The absolute quantity of oranges, lemons, and nuts sold annually in the London streets is as follows:

Oranges15,400,000
Lemons154,000
Spanish and Barcelona nuts24,000 bushels
Brazil do.3,000
Chestnuts6,500
Walnuts24,000
Coker-nuts400,000 nuts

Of “Dry” Fruit Selling in the Streets.

The sellers of “dry fruit” cannot be described as a class, for, with the exception of one old couple, none that I know of confine themselves to its sale, but resort to it merely when the season prevents their dealing in “green fruit” or vegetables. I have already specified what in commerce is distinguished as “dry fruit,” but its classification among the costers is somewhat narrowed.

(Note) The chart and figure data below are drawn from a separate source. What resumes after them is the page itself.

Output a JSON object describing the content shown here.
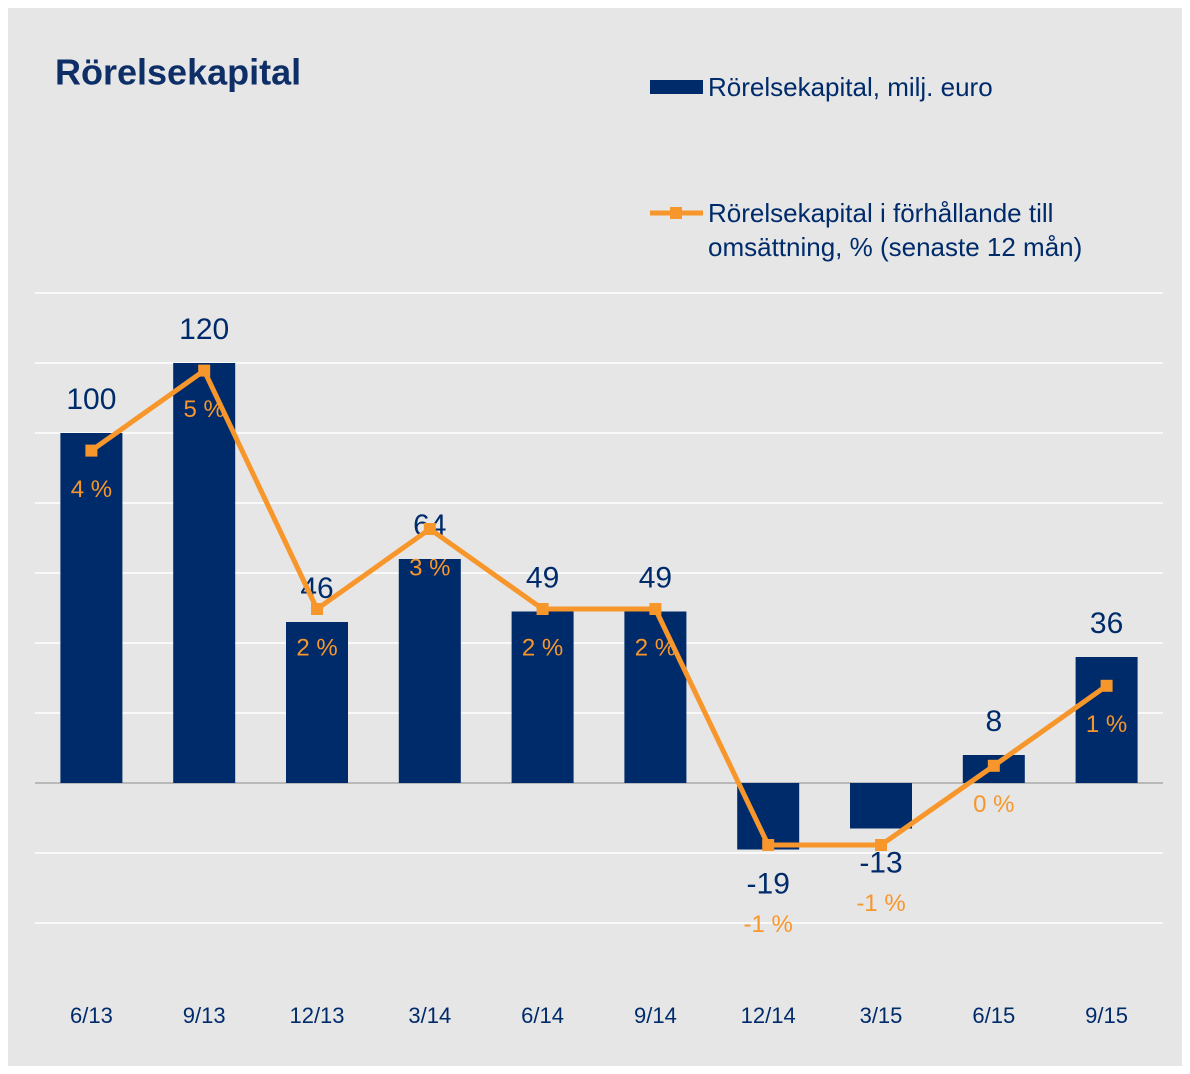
{
  "chart_data": {
    "type": "bar",
    "title": "Rörelsekapital",
    "categories": [
      "6/13",
      "9/13",
      "12/13",
      "3/14",
      "6/14",
      "9/14",
      "12/14",
      "3/15",
      "6/15",
      "9/15"
    ],
    "series": [
      {
        "name": "Rörelsekapital, milj. euro",
        "type": "bar",
        "color": "#002b6b",
        "values": [
          100,
          120,
          46,
          64,
          49,
          49,
          -19,
          -13,
          8,
          36
        ]
      },
      {
        "name": "Rörelsekapital i förhållande till omsättning, % (senaste 12 mån)",
        "type": "line",
        "axis": "y2",
        "color": "#f7962b",
        "values": [
          3.98,
          4.98,
          2,
          3,
          2,
          2,
          -0.95,
          -0.95,
          0.04,
          1.04
        ],
        "value_labels": [
          "4 %",
          "5 %",
          "2 %",
          "3 %",
          "2 %",
          "2 %",
          "-1 %",
          "-1 %",
          "0 %",
          "1 %"
        ]
      }
    ],
    "ylim": [
      -40,
      140
    ],
    "yticks": [
      -40,
      -20,
      0,
      20,
      40,
      60,
      80,
      100,
      120,
      140
    ],
    "y2lim": [
      -1.925,
      5.95
    ],
    "grid": true,
    "legend": "top-right"
  }
}
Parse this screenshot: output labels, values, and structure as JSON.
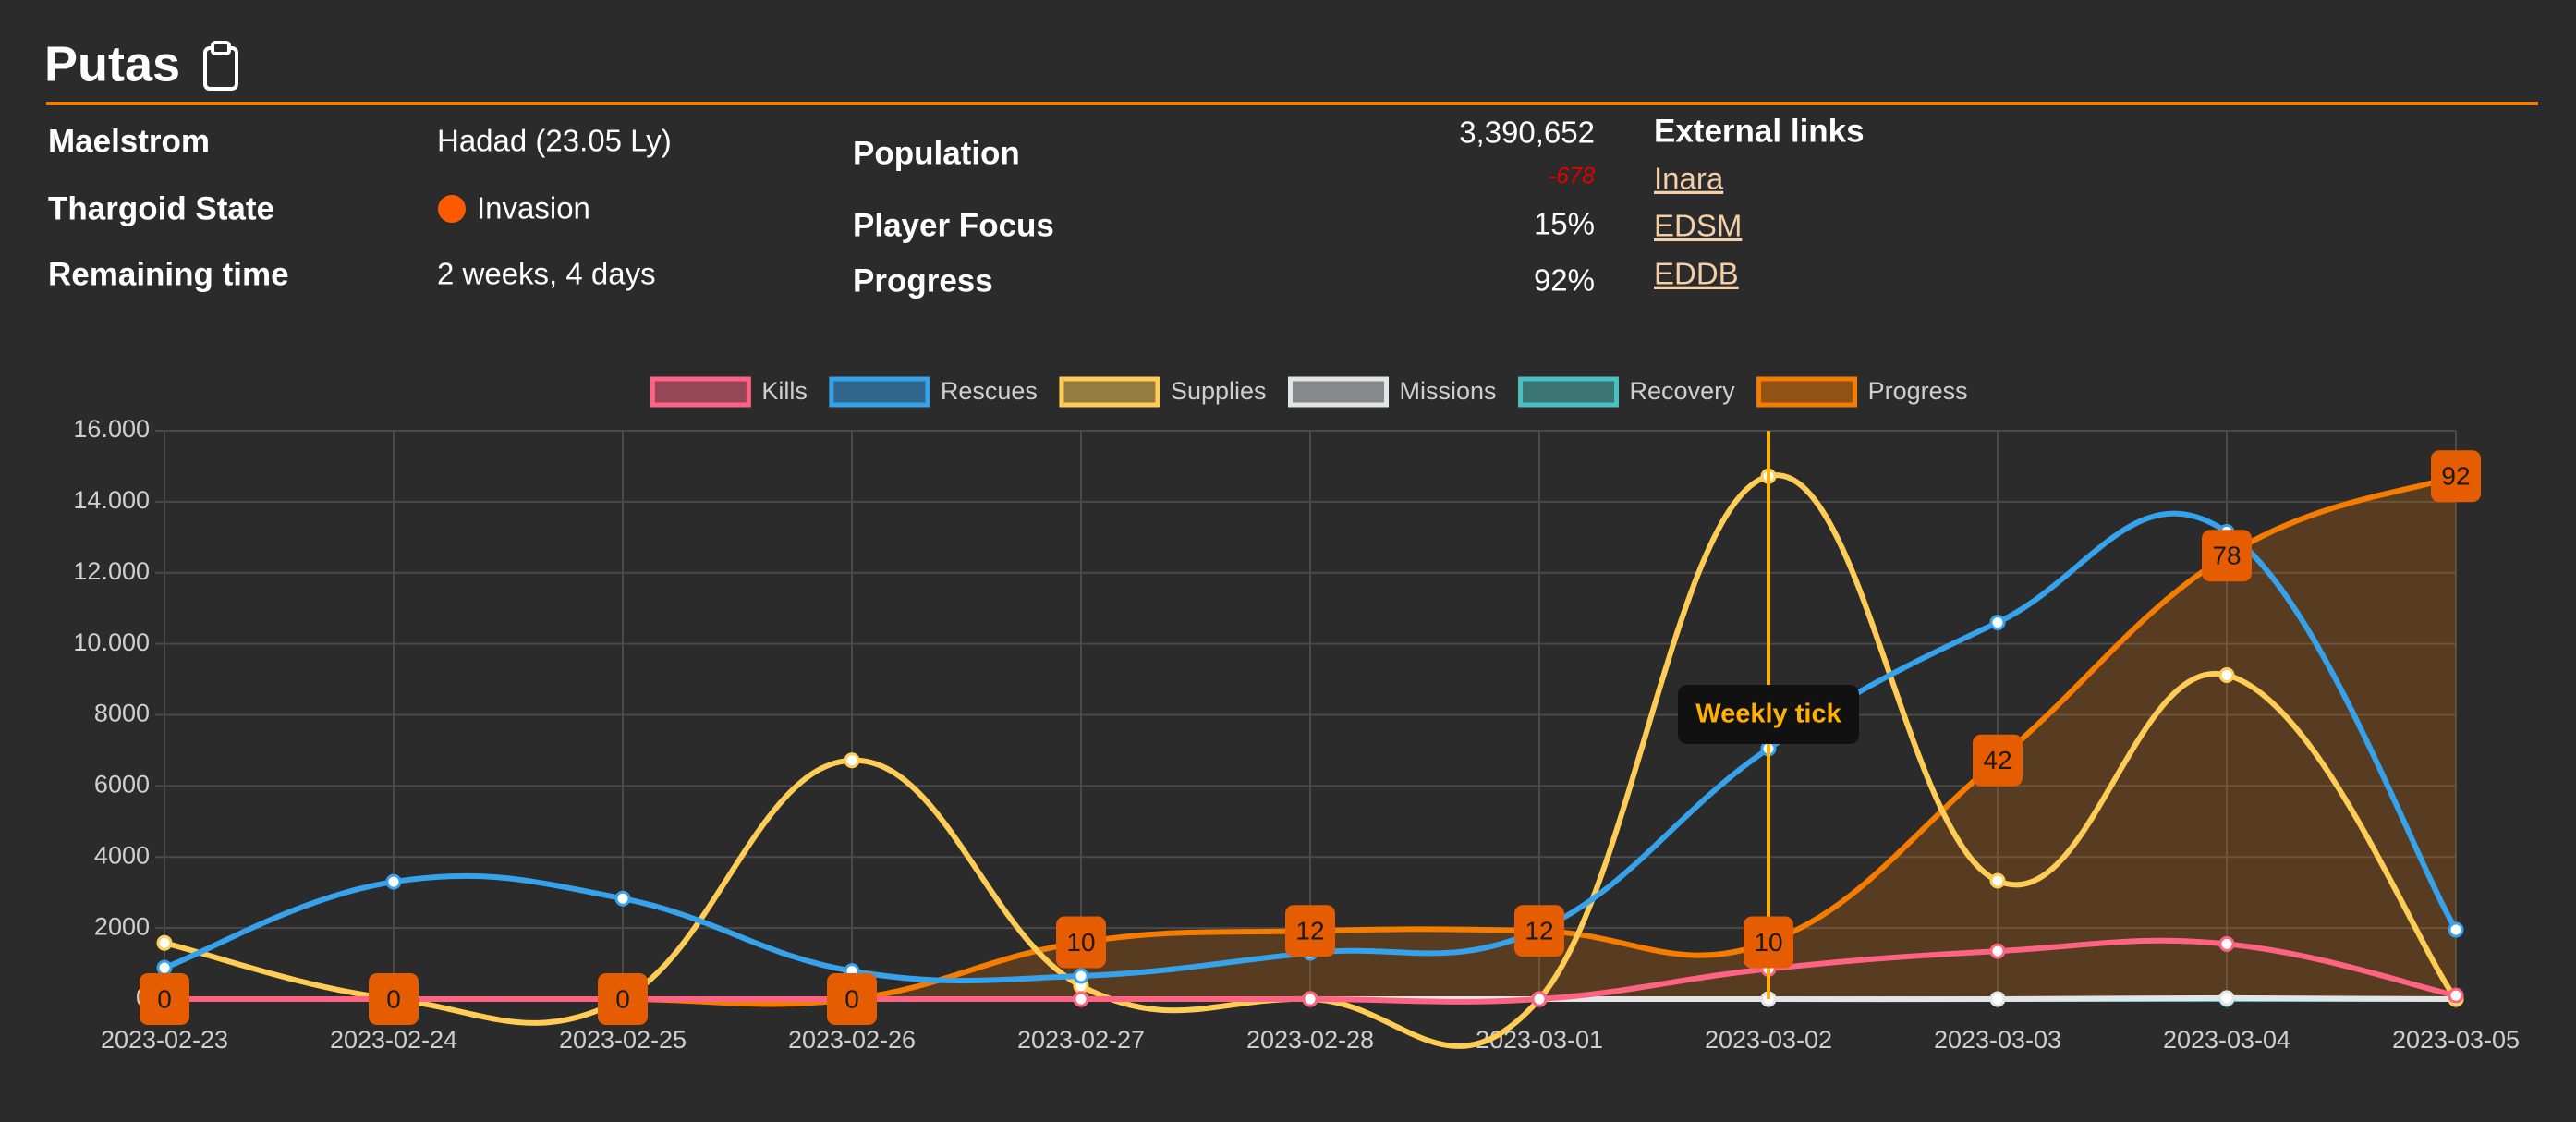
{
  "header": {
    "title": "Putas",
    "fields": [
      {
        "label": "Maelstrom",
        "value": "Hadad (23.05 Ly)"
      },
      {
        "label": "Thargoid State",
        "value": "Invasion"
      },
      {
        "label": "Remaining time",
        "value": "2 weeks, 4 days"
      }
    ],
    "stats": [
      {
        "label": "Population",
        "value": "3,390,652",
        "change": "-678"
      },
      {
        "label": "Player Focus",
        "value": "15%"
      },
      {
        "label": "Progress",
        "value": "92%"
      }
    ],
    "external_links": {
      "title": "External links",
      "links": [
        "Inara",
        "EDSM",
        "EDDB"
      ]
    }
  },
  "chart_data": {
    "type": "line",
    "categories": [
      "2023-02-23",
      "2023-02-24",
      "2023-02-25",
      "2023-02-26",
      "2023-02-27",
      "2023-02-28",
      "2023-03-01",
      "2023-03-02",
      "2023-03-03",
      "2023-03-04",
      "2023-03-05"
    ],
    "series": [
      {
        "name": "Kills",
        "color": "#ff6384",
        "values": [
          0,
          0,
          0,
          0,
          0,
          0,
          0,
          850,
          1350,
          1550,
          100
        ]
      },
      {
        "name": "Rescues",
        "color": "#36a2eb",
        "values": [
          880,
          3300,
          2830,
          790,
          650,
          1300,
          1950,
          7050,
          10600,
          13150,
          1950
        ]
      },
      {
        "name": "Supplies",
        "color": "#ffcd56",
        "values": [
          1580,
          0,
          0,
          6720,
          370,
          0,
          0,
          14720,
          3330,
          9120,
          0
        ]
      },
      {
        "name": "Missions",
        "color": "#e4e5e7",
        "values": [
          0,
          0,
          0,
          0,
          0,
          0,
          0,
          0,
          0,
          30,
          0
        ]
      },
      {
        "name": "Recovery",
        "color": "#4bc0c0",
        "values": [
          0,
          0,
          0,
          0,
          0,
          0,
          0,
          0,
          0,
          0,
          0
        ]
      },
      {
        "name": "Progress",
        "color": "#f57c00",
        "axis": "y2",
        "fill": true,
        "data_labels": true,
        "values": [
          0,
          0,
          0,
          0,
          10,
          12,
          12,
          10,
          42,
          78,
          92
        ]
      }
    ],
    "ylim": [
      0,
      16000
    ],
    "yticks": [
      0,
      2000,
      4000,
      6000,
      8000,
      {
        "value": 10000,
        "label": "10.000"
      },
      {
        "value": 12000,
        "label": "12.000"
      },
      {
        "value": 14000,
        "label": "14.000"
      },
      {
        "value": 16000,
        "label": "16.000"
      }
    ],
    "y2lim": [
      0,
      100
    ],
    "grid": true,
    "legend": "top",
    "annotation": {
      "x": "2023-03-02",
      "label": "Weekly tick"
    }
  }
}
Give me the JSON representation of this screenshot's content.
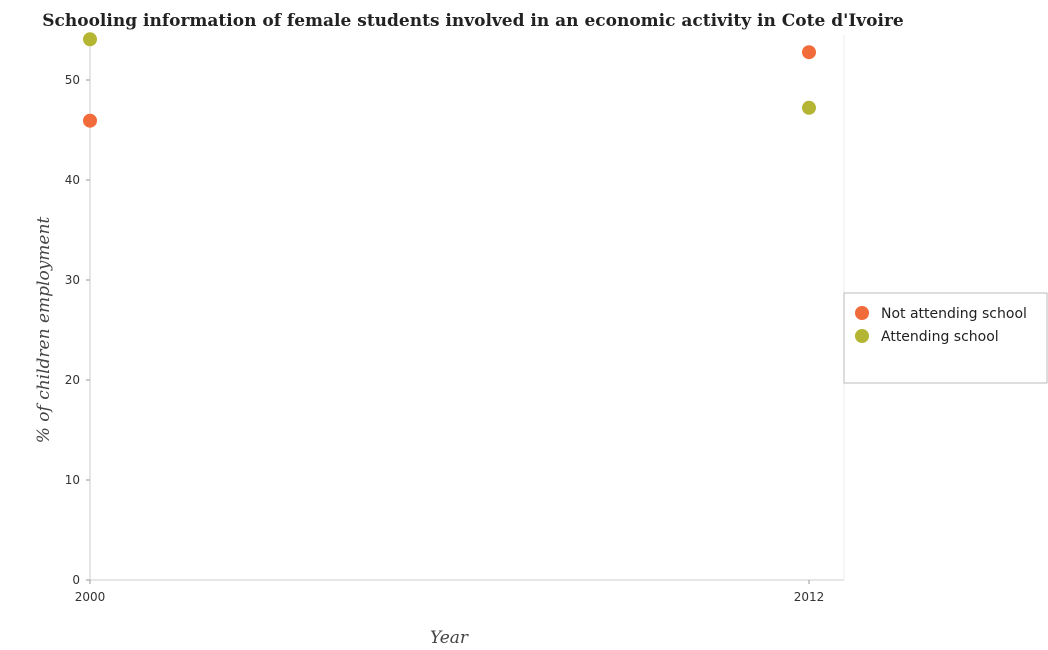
{
  "chart_data": {
    "type": "scatter",
    "title": "Schooling information of female students involved in an economic activity in Cote d'Ivoire",
    "xlabel": "Year",
    "ylabel": "% of children employment",
    "categories": [
      "2000",
      "2012"
    ],
    "ylim": [
      0,
      54.5
    ],
    "yticks": [
      0,
      10,
      20,
      30,
      40,
      50
    ],
    "grid": false,
    "legend_position": "right",
    "series": [
      {
        "name": "Not attending school",
        "color": "#f26b3a",
        "values": [
          45.93,
          52.78
        ]
      },
      {
        "name": "Attending school",
        "color": "#b5b534",
        "values": [
          54.07,
          47.22
        ]
      }
    ]
  }
}
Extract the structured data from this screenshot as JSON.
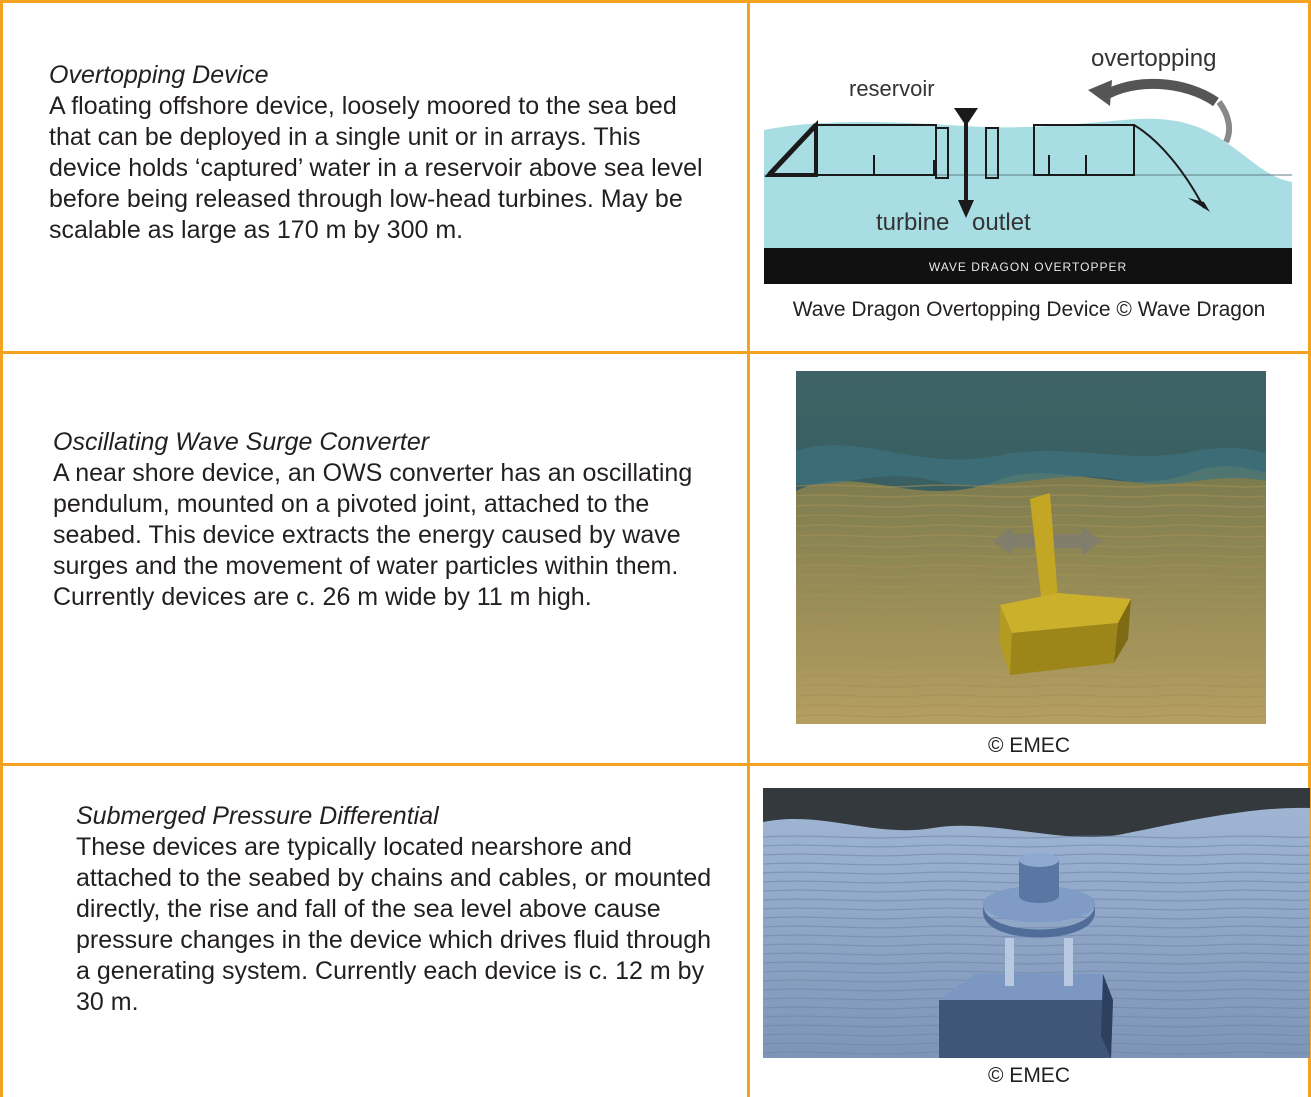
{
  "rows": [
    {
      "title": "Overtopping Device",
      "body": "A floating offshore device, loosely moored to the sea bed that can be deployed in a single unit or in arrays. This device holds ‘captured’ water in a reservoir above sea level before being released through low-head turbines.  May be scalable as large as 170 m by 300 m.",
      "figure_labels": {
        "overtopping": "overtopping",
        "reservoir": "reservoir",
        "turbine": "turbine",
        "outlet": "outlet",
        "banner": "WAVE DRAGON OVERTOPPER"
      },
      "caption": "Wave Dragon Overtopping Device © Wave Dragon"
    },
    {
      "title": "Oscillating Wave Surge Converter",
      "body": "A near shore device, an OWS converter has an oscillating pendulum, mounted on a pivoted joint, attached to the seabed. This device extracts the energy caused by wave surges and the movement of water particles within them. Currently devices are c. 26 m wide by 11 m high.",
      "caption": "© EMEC"
    },
    {
      "title": "Submerged Pressure Differential",
      "body": "These devices are typically located nearshore and attached to the seabed by chains and cables, or mounted directly, the rise and fall of the sea level above cause pressure changes in the device which drives fluid through a generating system. Currently each device is c. 12 m by 30 m.",
      "caption": "© EMEC"
    }
  ],
  "colors": {
    "border": "#f4a321",
    "text": "#231f20",
    "water_light": "#a8dde3",
    "banner": "#111111"
  }
}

The dry-fruit sellers derive their supplies partly from Duke’s-place, partly from Pudding-lane, but perhaps principally from the costers concerning whom I have spoken, who buy wholesale at the markets and elsewhere, and who will “clear out a grocer,” or buy such figs, &c. as a leading tradesman will not allow to be sent, or offered, to his regular customers, although, perhaps, some of the articles are tolerably good. Or else the dry-fruit men buy a damaged lot of a broker or grocer, and pick out all that is eatable, or rather saleable.